BOGOTA (AlertNet) - Caribbean countries are eyeing up new disaster insurance coverage that would pay for some damages caused by extreme rainfall and flooding, the Caribbean Catastrophe Risk Insurance Facility (CCRIF) has said.

The CCRIF is a risk pooling fund in which 16 Caribbean counties pool their premuims in a disaster fund.

Since it was set up in 2007, CCRIF has provided its members with coverage of up to $100 million in a year for a hurricane or an earthquake, allowing some Caribbean countries to soften the economic impact of such natural catastrophes.

CCRIF's existing hurricane policies are based on wind and storm surge and do not cover damages and losses caused by extreme rainfall and or flooding resulting from hurricanes.

But following the launch of CCRIF's new excess rainfall product this month, Caribbean countries can now extend their disaster insurance coverage against heavy rains and flooding.

 "The new excess rainfall product can boost coverage governments already have and fill the gap," said Simon Young, head of the Caribbean Risk Managers Ltd, the company that acts as a facility supervisor to the CCRIF.

 "It's a pretty general hedge against heavy rainfall and weather. It's dictated by the amount of rainfall and it depends where the rain falls," Young told AlertNet by telephone from Kingston, Jamaica.

Hurricane and rain policies act independently, Young said, and the new product will offer coverage for excess rainfall, both within hurricanes and in non-hurricane systems.

The insurance product is based on a real time rainfall model using NASA-processed satellite data for the Caribbean that produces a rainfall accumulation map every six hours.

"Satellite data gives a picture of average rainfall across a certain area on which calculations are based on and potential loss of government assets, like infrastructure, are calculated," Young explained.

Rainfall payouts could, for example, help Caribbean governments pay the costs of fixing roads and bridges damaged by severe rainfall and or flooding, and clean up operations after storms and natural disasters, Young said.

JAMAICA FIRST ON BOARD

It is expected Jamaica will be the first Caribbean country to sign up for the new insurance offering, followed by Trinidad and Haiti.

"CCRIF has started preliminary discussion with Jamaica, Haiti and Trinidad," Young said. "Haiti is hugely exposed to heavy rain, as is Jamaica.

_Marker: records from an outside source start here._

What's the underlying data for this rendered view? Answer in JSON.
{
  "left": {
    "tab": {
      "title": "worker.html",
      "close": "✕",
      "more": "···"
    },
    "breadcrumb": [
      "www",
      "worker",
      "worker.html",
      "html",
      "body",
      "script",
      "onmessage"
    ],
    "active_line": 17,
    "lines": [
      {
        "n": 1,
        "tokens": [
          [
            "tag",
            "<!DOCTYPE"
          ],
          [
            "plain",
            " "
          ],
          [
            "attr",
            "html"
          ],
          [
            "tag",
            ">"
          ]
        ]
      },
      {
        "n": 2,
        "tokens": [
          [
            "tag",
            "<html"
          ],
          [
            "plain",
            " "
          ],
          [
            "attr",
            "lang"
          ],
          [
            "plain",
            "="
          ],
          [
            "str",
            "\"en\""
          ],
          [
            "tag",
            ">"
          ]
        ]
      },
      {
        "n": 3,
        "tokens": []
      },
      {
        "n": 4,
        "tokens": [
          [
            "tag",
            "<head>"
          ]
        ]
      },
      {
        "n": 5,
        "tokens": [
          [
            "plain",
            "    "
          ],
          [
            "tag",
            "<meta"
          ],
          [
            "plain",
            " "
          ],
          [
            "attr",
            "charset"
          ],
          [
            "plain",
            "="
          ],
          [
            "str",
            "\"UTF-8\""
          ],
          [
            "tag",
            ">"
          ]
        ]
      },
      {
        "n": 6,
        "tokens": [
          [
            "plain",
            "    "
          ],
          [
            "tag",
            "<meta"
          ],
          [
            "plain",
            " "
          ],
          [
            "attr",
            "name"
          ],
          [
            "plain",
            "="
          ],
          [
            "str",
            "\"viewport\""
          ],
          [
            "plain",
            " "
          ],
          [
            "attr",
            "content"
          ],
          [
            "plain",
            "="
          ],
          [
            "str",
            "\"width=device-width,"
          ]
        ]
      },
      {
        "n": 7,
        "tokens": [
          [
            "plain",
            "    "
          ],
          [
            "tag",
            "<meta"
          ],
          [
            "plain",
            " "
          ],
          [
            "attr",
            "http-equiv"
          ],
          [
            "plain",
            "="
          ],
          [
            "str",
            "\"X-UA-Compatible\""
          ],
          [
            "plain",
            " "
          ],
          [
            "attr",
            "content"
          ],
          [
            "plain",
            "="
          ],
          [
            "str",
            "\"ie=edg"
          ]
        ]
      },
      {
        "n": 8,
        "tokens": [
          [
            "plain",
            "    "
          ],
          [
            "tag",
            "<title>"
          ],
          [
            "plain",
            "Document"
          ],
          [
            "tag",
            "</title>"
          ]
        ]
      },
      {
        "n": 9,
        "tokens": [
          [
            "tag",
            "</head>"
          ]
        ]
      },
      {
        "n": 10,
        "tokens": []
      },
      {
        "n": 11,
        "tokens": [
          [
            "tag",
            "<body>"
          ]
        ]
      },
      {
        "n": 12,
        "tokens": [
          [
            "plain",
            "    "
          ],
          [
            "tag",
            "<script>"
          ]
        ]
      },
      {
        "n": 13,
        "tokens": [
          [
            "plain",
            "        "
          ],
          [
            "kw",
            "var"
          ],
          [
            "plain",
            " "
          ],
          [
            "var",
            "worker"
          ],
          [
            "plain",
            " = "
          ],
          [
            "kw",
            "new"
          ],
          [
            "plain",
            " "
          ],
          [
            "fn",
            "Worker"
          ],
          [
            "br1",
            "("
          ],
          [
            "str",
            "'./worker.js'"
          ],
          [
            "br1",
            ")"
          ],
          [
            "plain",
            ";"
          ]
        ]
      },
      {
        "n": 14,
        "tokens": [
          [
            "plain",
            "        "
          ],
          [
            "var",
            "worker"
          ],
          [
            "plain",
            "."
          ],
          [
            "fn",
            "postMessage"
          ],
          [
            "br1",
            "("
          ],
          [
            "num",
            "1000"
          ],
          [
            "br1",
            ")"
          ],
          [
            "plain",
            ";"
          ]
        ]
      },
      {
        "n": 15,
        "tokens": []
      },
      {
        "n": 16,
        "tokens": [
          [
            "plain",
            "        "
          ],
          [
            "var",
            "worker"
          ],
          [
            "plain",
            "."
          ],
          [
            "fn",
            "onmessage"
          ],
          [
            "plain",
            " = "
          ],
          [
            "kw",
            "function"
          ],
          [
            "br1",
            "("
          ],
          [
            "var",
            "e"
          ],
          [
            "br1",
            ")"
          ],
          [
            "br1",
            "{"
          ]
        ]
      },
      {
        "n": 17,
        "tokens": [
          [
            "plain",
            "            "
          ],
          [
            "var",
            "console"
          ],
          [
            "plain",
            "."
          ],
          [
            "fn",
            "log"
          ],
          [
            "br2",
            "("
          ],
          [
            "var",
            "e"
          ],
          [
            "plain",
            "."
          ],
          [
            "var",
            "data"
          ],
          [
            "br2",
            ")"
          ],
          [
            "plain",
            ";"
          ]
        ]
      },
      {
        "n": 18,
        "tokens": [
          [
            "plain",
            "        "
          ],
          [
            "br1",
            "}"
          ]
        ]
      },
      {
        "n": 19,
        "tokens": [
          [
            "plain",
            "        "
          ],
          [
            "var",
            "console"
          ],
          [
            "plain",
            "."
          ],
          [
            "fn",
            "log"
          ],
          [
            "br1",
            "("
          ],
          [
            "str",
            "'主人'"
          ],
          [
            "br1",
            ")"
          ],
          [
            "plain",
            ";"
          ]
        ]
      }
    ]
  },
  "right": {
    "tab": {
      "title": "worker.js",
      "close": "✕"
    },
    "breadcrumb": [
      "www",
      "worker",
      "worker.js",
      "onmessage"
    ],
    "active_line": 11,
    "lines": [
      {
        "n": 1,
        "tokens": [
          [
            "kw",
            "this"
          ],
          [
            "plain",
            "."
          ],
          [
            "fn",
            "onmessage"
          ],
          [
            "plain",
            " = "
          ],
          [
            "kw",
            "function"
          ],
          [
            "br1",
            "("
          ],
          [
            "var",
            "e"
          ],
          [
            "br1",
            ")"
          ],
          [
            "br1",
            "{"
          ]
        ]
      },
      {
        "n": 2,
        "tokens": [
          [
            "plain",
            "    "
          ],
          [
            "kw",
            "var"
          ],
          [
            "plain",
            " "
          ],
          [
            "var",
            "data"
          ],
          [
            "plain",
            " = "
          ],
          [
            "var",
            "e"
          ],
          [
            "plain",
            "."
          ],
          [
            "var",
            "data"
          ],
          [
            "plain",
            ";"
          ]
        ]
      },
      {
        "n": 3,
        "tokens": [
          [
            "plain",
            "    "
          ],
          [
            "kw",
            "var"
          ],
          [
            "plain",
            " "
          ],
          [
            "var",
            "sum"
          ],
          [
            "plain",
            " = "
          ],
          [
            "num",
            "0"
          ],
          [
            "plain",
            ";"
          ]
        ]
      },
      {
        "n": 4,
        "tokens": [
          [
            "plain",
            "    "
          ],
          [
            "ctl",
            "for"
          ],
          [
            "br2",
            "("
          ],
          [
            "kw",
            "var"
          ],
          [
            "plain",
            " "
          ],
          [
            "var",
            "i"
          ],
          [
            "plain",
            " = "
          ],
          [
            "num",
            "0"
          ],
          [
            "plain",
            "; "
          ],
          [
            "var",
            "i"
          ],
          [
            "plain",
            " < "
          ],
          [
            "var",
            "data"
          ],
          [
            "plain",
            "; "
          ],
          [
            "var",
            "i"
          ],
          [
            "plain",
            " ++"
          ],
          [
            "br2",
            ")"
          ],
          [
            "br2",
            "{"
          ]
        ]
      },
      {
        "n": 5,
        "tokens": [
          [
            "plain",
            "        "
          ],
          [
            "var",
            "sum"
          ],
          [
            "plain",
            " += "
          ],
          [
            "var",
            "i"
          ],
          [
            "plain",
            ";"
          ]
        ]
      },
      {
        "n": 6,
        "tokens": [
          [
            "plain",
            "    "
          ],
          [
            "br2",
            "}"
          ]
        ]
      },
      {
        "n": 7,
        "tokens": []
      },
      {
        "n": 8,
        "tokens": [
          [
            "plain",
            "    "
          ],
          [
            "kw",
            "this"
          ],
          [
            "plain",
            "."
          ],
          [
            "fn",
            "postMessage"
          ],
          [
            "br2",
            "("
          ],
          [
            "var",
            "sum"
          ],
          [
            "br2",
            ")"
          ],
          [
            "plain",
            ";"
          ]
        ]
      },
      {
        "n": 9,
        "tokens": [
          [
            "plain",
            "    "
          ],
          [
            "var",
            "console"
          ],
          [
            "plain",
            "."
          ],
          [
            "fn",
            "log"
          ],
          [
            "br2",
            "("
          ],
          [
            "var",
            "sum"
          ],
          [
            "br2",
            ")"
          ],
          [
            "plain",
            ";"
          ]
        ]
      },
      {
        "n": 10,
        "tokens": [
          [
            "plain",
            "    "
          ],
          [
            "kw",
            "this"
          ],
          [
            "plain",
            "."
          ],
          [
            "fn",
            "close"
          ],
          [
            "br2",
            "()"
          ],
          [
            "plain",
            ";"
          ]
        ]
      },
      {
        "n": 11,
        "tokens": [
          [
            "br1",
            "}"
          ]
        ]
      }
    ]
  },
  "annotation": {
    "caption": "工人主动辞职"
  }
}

I'm optimistic that within a month we should being closing discussions with the Jamaican government."

"We plan to make it available to all our members and we're more advanced in discussions with some countries than others," Young added.

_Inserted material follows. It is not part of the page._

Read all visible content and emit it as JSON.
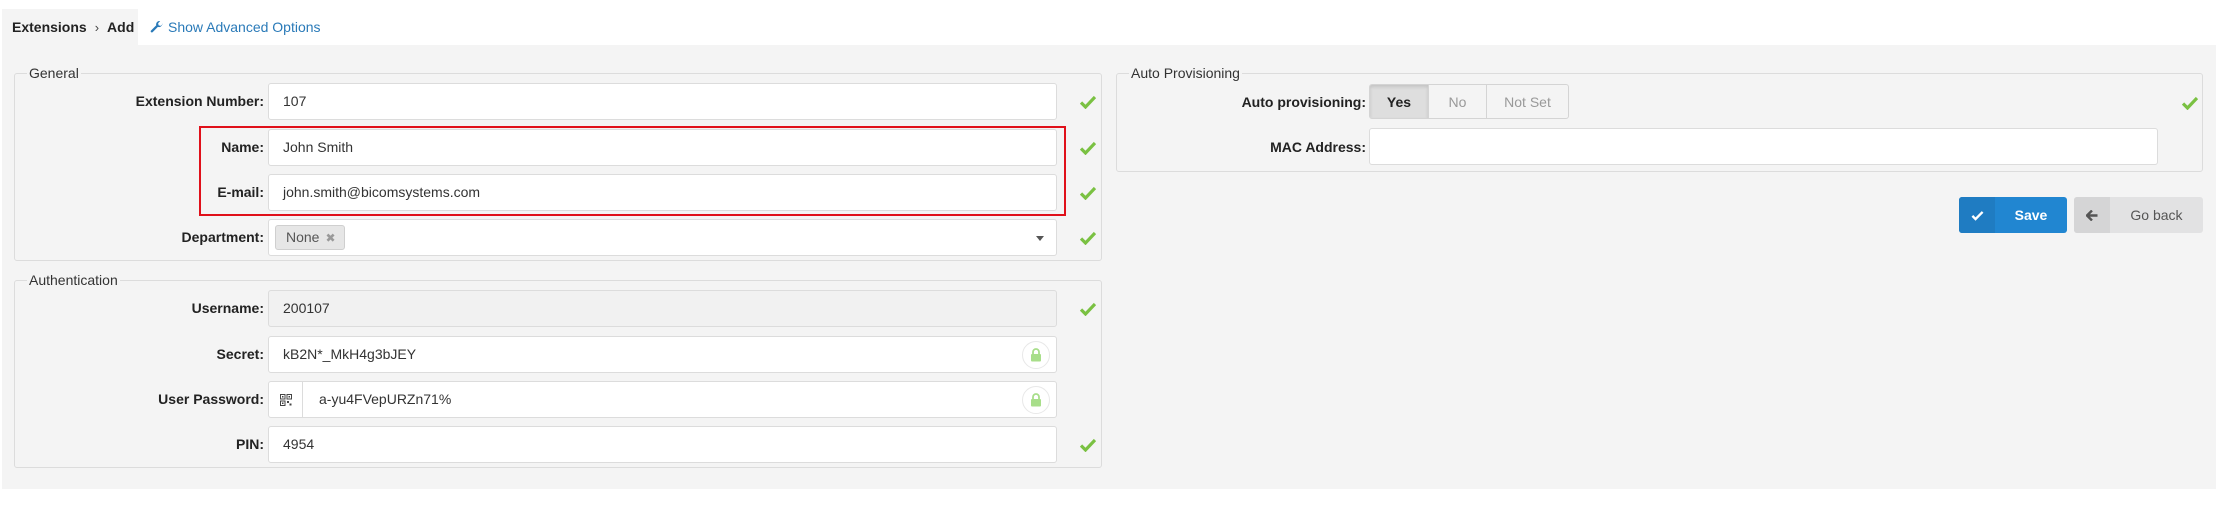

While CCRIF's insurance scheme is only available to Caribbean Community (CARICOM) members, it is not being ruled out that it could be offered to other hurricane-prone countries outside CARICOM, such as those in Central America, Young said.

CCRIF, developed by the World Bank and other donors, is a parametric insurance scheme, which means that payments of claims are not based on actual losses or damage following natural disasters but are instead calculated according to pre-defined indexes based on the intensity, period and location of a disaster. Countries can buy coverage limited to specific events, areas, and for a specified amount of time.

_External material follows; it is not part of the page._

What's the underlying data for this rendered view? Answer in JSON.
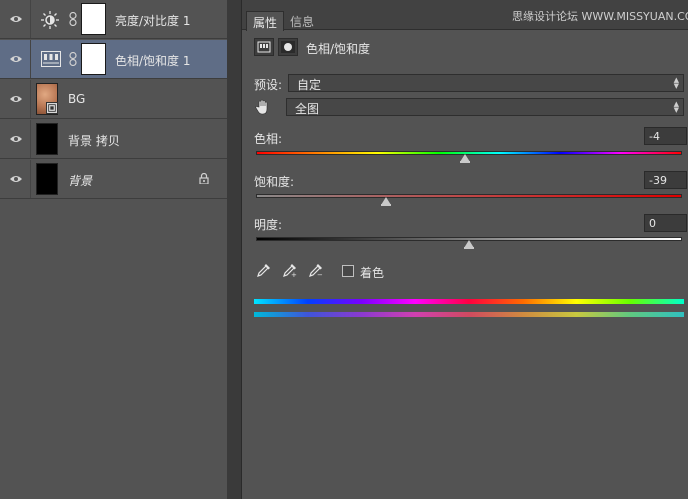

Since 2007, CCRIF has made eight payouts totalling $32.2 million on three earthquake and five hurricane policies to seven countries. This includes $8.5 million to Barbados following tropical cyclone Tomas in 2010, and $7.7 million to Haiti in the aftermath of the massive earthquake in 2010.

According to the U.S. National Oceanic and Atmospheric Administration (NOAA), the 2012 Atlantic hurricane season is forecasted to be less active than in recent years, with four to eight hurricanes.